3. Write the Rules in CLAUDE.md

## Feature List Rules
- Feature list file: /docs/features.md
- Only one feature active at a time
- Verification command must pass before marking as passing
- Don't modify feature list states yourself — the verification script updates them automatically

4. Calibrate Granularity

Each feature item should be scoped to "completable in one session." Too broad and it won't finish; too narrow and the management overhead grows. "User can add items to cart" is good granularity. "Implement the shopping cart" is too broad. "Create the name field on the Cart model" is too narrow.

Real-World Case

An e-commerce platform with 10 features. Two tracking approaches compared:

Free-form: Agent uses unstructured notes. After 3 sessions, notes become "did user auth and product list, cart mostly done but has bugs, payments not started." New session needs 20 minutes to infer state, ultimately re-implements completed features.

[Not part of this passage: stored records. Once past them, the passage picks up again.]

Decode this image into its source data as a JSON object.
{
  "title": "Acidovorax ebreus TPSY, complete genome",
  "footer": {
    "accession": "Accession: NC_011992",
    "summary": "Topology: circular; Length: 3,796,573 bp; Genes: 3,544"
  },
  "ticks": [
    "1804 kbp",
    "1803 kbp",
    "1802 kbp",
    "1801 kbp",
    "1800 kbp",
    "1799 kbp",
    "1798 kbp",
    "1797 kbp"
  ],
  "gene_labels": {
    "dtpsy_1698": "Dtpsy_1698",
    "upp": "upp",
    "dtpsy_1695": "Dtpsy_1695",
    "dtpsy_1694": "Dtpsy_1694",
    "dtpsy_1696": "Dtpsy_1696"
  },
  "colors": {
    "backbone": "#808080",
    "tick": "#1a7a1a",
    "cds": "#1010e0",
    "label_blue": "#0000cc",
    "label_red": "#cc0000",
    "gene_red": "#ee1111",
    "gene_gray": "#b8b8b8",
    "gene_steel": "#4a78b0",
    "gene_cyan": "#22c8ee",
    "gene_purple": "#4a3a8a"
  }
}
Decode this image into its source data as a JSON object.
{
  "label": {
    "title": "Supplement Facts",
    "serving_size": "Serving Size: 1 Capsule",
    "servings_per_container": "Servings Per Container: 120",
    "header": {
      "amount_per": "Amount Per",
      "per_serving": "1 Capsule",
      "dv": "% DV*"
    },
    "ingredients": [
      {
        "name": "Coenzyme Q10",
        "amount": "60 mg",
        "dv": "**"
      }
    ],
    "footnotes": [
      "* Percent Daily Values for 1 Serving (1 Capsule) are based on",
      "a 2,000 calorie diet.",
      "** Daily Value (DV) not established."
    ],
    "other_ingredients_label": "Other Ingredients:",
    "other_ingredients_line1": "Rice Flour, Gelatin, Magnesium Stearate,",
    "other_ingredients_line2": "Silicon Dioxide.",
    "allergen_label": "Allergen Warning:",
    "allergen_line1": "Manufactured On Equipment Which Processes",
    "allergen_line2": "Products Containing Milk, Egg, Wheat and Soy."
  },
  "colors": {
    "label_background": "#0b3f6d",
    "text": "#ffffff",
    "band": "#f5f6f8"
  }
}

Structured feature list: Every feature has a clear state and verification command. New session reads the list and in 3 minutes knows: F01-F05 are passing, F06 is active, F07-F10 are not_started. Picks up from F06 directly, zero rework.

Quantified result: projects using structured feature lists show a 45% higher feature completion rate than free-form tracking, with zero duplicate implementations.

Key Takeaways

  • Feature lists are the harness's core data structure, not planning documents for humans. Scheduler, verifier, and handoff reporter all depend on them.
  • Every feature item must have the triple: behavior description + verification command + current state. Missing one element makes it incomplete.
  • State transitions are controlled by the harness — the agent can't change states on its own. Passing verification is the only upgrade path.
  • The feature list is the project's single source of truth — all "what to do" information derives from it.
  • Calibrate granularity to "completable in one session."

Further Reading

Exercises

  1. Feature List Design: Define a minimal feature list JSON schema. Include: id, behavior description, verification command, current state, evidence reference. Use it to describe a real project with 5 features.

  2. Verification Strictness Comparison: Pick 3 features and design both a "loose" verification (e.g., "code has no syntax errors") and a "strict" verification (e.g., "end-to-end test passes"). Compare false positive rates under each approach.

  3. Single Source Principle Audit: Review an existing agent project and check for scope information that contradicts the feature list (implicit requirements in conversations, TODO comments in code, etc.). Design a plan to unify all information into the feature list.